14. Now operationalization is to be lamented only when it leads to reification and outdated thinking. And today's world consists of much more than the bricks and bathrooms of the physical dimension. The world wide web is fast becoming the world's universal library - and it operates both outside and within physical space. Wikipedia is fast becoming a participatory tool for mapping this domain and making sense of it. Isn't this precisely the function that schools played when they emerged in human societies many years ago? The physical world is overwhelming in the absence of technological instrumentation. Schools emerged to make sense of this experience. Such schools now have familiar participants called students, teachers, principals, professors, etc.
Now flash forward many, many years and find a more advanced human civilization with complicated, abstract forms of knowledge and serious technological devices for mediating experience in the physical world. Turn to the world wide web - or virtual-cognitive space. The information in this domain is too vast to summarize or get one's mind around. So participatory institutions like Wikipedia emerge to make sense of such inundation - only this time on a grander, global scale, and with all the technological instrumentation and scientific development of our time. The world is no longer just physical; our world is increasingly connected, accessible, small. In this way it is metaphysical in a real, empirical sense. This is another way of saying that the internet is itself metaphysical. It stands outside and within physical space at once. Amid such a perplexing backdrop: Isn't Wikipedia beginning to provide the same function in the world today that some of the first schools did historically? Do not platforms like Wikipedia hold the potential to transform our thinking about formal learning environments in the future?
15. I am trying to suggest that what might educate in the future - from a formal point of view - are participatory, global institutions of information exchange like Wikipedia. This formalist perspective is linked to the more philosophical, informal question of what educates in that Wikipedia, as an institution, is widening the domain of what is considered to be educational life.
Let us return to where we began, with the example of the Mets. I have tried to point out that if we are to maintain that the Mets - a sport team - engages in activity that is pedagogical, we are then left to begin reexamining our ideas about which entities in the broader world are or are not relevant to the question of what educates. The general encyclopedia is growing with leaps and bounds - in form, usage, content, and attention - suggesting that the sphere of what is considered educative might be widening. In this sense a decreasing amount of material might be considered not to educate. From this point of view participatory institutions like Wikipedia might be identified with formal education in the future, and they seem inclined to draw from wider and wider spheres of life in so doing.

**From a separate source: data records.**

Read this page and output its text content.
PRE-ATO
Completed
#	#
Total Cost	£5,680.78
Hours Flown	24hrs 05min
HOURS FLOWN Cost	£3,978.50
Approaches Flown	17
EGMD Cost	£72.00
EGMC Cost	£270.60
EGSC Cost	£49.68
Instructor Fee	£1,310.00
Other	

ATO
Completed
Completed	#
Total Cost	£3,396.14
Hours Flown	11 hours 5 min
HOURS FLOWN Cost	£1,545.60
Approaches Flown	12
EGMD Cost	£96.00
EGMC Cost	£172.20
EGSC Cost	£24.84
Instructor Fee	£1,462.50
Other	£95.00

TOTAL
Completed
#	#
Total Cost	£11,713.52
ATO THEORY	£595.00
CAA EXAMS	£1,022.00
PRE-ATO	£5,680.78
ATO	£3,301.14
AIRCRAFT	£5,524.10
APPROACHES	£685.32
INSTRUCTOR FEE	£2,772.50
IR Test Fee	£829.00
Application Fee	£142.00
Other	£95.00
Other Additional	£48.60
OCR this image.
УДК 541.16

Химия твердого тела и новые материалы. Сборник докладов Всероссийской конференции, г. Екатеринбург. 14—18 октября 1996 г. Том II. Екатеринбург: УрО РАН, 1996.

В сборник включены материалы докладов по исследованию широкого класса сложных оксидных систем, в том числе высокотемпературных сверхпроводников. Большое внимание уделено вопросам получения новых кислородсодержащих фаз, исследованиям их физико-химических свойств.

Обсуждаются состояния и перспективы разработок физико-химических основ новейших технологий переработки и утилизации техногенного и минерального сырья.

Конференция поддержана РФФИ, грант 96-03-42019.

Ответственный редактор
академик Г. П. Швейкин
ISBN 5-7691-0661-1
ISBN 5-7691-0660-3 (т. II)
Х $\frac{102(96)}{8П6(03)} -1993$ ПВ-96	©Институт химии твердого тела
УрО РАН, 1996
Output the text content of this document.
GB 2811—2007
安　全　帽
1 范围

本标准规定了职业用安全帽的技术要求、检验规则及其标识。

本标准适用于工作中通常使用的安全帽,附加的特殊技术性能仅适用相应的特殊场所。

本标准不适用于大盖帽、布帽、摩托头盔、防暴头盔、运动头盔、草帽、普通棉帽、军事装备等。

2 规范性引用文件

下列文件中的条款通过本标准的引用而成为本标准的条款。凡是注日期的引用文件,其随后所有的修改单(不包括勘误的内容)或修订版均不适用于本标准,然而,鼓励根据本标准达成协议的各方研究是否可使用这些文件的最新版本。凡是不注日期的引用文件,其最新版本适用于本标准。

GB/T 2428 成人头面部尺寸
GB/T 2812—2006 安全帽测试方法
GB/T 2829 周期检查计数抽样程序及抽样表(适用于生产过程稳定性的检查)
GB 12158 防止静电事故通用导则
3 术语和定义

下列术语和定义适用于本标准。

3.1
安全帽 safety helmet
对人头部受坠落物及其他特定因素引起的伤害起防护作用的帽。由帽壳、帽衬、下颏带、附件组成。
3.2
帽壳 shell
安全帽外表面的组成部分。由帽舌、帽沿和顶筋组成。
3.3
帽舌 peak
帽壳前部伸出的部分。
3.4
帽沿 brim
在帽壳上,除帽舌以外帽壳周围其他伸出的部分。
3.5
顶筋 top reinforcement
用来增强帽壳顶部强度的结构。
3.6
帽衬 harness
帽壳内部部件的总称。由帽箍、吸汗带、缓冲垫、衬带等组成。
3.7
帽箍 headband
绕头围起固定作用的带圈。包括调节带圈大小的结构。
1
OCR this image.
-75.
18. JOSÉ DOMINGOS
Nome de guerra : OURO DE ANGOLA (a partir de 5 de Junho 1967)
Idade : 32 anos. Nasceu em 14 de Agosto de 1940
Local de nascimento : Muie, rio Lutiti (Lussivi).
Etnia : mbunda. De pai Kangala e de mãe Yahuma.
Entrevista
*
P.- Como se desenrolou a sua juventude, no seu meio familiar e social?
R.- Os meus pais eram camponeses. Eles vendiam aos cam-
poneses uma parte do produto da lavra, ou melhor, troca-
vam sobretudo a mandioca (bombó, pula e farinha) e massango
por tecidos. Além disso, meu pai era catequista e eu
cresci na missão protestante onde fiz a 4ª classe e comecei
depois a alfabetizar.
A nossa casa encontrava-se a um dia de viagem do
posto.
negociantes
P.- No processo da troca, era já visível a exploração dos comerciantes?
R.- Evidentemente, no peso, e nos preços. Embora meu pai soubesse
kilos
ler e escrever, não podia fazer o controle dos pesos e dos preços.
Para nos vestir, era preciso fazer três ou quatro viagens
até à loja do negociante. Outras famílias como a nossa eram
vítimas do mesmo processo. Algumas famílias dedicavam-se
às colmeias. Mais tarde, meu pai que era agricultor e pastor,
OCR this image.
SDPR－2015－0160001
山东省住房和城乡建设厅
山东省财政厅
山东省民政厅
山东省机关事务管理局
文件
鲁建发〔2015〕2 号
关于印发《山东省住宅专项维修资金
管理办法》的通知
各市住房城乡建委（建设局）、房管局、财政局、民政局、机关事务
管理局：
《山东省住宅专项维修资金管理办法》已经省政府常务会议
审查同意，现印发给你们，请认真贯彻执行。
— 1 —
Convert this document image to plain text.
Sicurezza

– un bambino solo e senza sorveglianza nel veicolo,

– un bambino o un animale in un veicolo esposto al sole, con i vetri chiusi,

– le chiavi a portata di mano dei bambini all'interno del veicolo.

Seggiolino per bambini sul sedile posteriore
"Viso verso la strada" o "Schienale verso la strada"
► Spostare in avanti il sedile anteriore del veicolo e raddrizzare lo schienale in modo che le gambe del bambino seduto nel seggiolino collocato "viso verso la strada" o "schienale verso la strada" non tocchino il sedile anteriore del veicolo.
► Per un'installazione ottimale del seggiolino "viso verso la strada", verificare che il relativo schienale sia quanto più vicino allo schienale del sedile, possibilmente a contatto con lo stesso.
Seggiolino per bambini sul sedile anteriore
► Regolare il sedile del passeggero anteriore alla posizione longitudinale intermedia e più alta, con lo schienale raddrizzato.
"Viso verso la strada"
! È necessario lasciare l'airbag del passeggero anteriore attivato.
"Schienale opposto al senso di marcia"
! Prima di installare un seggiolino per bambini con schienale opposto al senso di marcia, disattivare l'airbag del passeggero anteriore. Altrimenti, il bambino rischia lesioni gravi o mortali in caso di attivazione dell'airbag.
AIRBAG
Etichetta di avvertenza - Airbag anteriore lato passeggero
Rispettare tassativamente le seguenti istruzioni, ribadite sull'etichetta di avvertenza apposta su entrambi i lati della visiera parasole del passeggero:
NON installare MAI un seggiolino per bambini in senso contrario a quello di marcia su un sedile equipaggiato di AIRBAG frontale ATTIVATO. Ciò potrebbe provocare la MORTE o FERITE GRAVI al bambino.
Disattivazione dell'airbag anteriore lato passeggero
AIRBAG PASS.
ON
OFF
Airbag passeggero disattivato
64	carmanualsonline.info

It seems to me that, amid profound historical transformation in the contents and production of the first globally produced encyclopedia, providing affirmative answers to the question of what does not educate is a very tenuous ordeal indeed. The sphere of what counts as educational is exploding through Wikipedia. Wiki-ed must take such developments seriously. I see no justifiable answer to my general question but invite replies: If the Mets warrant attention in a general encyclopedia, upon what ground are they to be excluded from one that focuses on addressing the question of what educates?